Thursday, 7 November 2019
Ceisteanna Eile - Other Questions
Defence Forces Strength
9. To ask the Taoiseach and Minister for Defence the extent to which retirements from the Defence Forces have been filled by new recruits with a view to ensuring that the strength of the Army, the Naval Service and the Air Corps remains in line with targets; and if he will make a statement on the matter. [45735/19]
I am seeking to ascertain the extent to which resignations or retirements from the Defence Forces are being compensated for by recruitment in order to keep the strength of the forces at optimum levels.
The military authorities have advised that the strength of the PDF across all services on 30 September 2019 was 8,654 personnel. While I am very much aware that there continues to be a shortfall between the current strength figures and those of the establishment, I remain committed to restoring the strength of the Defence Forces to 9,500 personnel.
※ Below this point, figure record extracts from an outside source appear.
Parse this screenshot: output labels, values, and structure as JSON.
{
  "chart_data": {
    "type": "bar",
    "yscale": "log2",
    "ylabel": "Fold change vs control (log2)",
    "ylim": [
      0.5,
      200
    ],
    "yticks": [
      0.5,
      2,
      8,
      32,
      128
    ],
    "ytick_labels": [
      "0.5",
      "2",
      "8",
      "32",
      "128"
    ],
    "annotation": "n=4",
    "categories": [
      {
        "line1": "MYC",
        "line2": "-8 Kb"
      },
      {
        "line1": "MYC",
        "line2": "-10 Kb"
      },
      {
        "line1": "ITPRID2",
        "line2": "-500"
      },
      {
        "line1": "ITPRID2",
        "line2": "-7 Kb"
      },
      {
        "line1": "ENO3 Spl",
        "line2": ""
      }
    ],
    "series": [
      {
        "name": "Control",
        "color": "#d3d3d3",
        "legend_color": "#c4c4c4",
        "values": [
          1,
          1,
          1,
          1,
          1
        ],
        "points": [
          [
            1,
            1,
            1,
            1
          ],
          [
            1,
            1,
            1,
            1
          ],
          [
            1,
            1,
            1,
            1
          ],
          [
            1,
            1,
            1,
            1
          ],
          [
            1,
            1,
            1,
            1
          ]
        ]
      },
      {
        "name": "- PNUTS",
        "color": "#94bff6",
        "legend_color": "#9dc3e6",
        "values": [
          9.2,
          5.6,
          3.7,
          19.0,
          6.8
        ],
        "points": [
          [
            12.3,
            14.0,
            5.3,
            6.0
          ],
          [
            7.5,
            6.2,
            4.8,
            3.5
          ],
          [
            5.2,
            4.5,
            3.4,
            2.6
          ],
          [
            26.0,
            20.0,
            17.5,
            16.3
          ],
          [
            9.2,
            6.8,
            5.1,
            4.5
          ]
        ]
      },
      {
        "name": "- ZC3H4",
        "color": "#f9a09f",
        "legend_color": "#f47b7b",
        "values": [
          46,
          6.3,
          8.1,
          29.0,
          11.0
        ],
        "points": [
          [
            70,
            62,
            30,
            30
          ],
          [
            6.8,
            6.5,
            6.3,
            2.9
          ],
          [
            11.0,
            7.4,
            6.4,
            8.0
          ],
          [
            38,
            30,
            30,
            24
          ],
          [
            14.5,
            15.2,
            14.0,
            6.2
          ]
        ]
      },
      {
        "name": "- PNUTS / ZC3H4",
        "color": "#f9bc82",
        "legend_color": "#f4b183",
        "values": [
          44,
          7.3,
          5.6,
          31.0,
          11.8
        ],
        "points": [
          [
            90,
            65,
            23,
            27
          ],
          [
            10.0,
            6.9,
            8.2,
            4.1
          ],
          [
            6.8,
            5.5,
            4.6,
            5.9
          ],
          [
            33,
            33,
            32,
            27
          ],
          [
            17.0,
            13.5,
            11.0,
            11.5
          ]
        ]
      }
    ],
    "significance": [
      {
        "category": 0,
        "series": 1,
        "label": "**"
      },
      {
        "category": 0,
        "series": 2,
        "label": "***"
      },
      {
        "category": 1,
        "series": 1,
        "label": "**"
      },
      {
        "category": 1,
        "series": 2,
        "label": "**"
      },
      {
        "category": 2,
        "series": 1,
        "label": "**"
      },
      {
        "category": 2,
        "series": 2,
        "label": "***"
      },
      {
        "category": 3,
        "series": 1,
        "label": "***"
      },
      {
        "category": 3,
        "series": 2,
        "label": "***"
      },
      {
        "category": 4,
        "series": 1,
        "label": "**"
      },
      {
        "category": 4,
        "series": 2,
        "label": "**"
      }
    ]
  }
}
The 2019 recruitment campaign for the Defence Forces is ongoing, with 528 new entrants having been inducted so far this year. The Defence Forces recruitment process is subject to continuous monitoring and appraisal to ensure that it remains fit for purpose.
The Government has acknowledged that there are recruitment and retention issues in the Defence Forces that must be addressed. It is a fact that members of the PDF are being attracted to jobs elsewhere in a buoyant labour market. In light of the particular difficulties faced by the defence sector, the Government tasked the Public Service Pay Commission to undertake a comprehensive evaluation of recruitment and retention issues in the PDF.
The commission's report, which has been accepted by Government, contains a broad range of recommendations which will provide immediate benefits to members of the PDF as well as initiatives that will lead to further improvements. Immediate measures include a 10% increase in military service allowance, MSA; the restoration to pre-Haddington Road levels of certain specific Defence Forces allowances; the restoration of premium rates for certain weekend duties; and the return of an incentive scheme to address pilot retention issues in the Air Corps.
I very much welcome the fact that both RACO and PDFORRA have accepted these recommendations, which are being implemented.
The report also contains a range of recommendations aimed at improving workforce planning, recruitment and conditions of service. The report also provides for an examination of pay structures in the PDF and identifies further retention measures within the context of the public service stability agreement and future public sector pay negotiations.
The Government has prepared a detailed implementation plan setting out timelines and objectives, indicating the commitment to deliver on the pay commission's recommendations. Work on implementing the plan is under way and, under my direction, is being prioritised by civil and military management.
I am confident that all the measures contained in the plan, coupled with pay benefits being delivered by the Public Service Stability Agreement 2018-2020, the most recent being a 1.5% increase on 1 September, will address the recruitment and retention challenges experienced by the PDF.
Additional information not given on the floor of the House
It should be noted, however, that as the Government's plan contains short-, medium- and long-term measures, the full impact of these measures will take time to determine. There are also a range of external variables which impact on recruitment and retention and which can change. The capacity of the Defence Forces to undertake the tasks assigned by Government will continue to be carefully monitored, having regard to the implementation of the recommendations of the pay commission and other actions which are under way.
I absolutely have. A plan is being implemented in conjunction with the Public Service Pay Commission. There is a joint civil and military working team working on that at the moment in a dedicated office, looking at all the recommendations of the independent pay commission report. We are also looking at non-pay issues such as hot-desking, family-friendly overseas appointments, family-friendly measures for couples, career breaks, a shorter working year, coaching and mentoring.
I spoke previously about a review of recruitment within the Defence Forces. We can improve on recruitment. I have asked for an independent person, Mr. Padraig Love, to look specifically at recruitment and I have signed off on his appointment. My priority is to get back to 9,500 personnel, and we are doing everything we can to get back up to that number.
Will the Minister of State indicate when that target of 9,500 might be reached? Will that be in six months or a year? Such an indication could eliminate the doubt about the direction in which the strength of the Defence Forces is going.
We are competing against a buoyant economy with full employment. The trend over many years has been that, when the country has full employment, the Defence Forces suffer. It will be of concern to the Deputy, and all Members, that we are preparing a detailed submission and argument for the next round of the public service pay talks. The Defence Forces are a unique organisation. I am looking to make sure that we have everything credible ready for the next round of talks. That is part of the implementation plan that was a part of the independent pay commission report.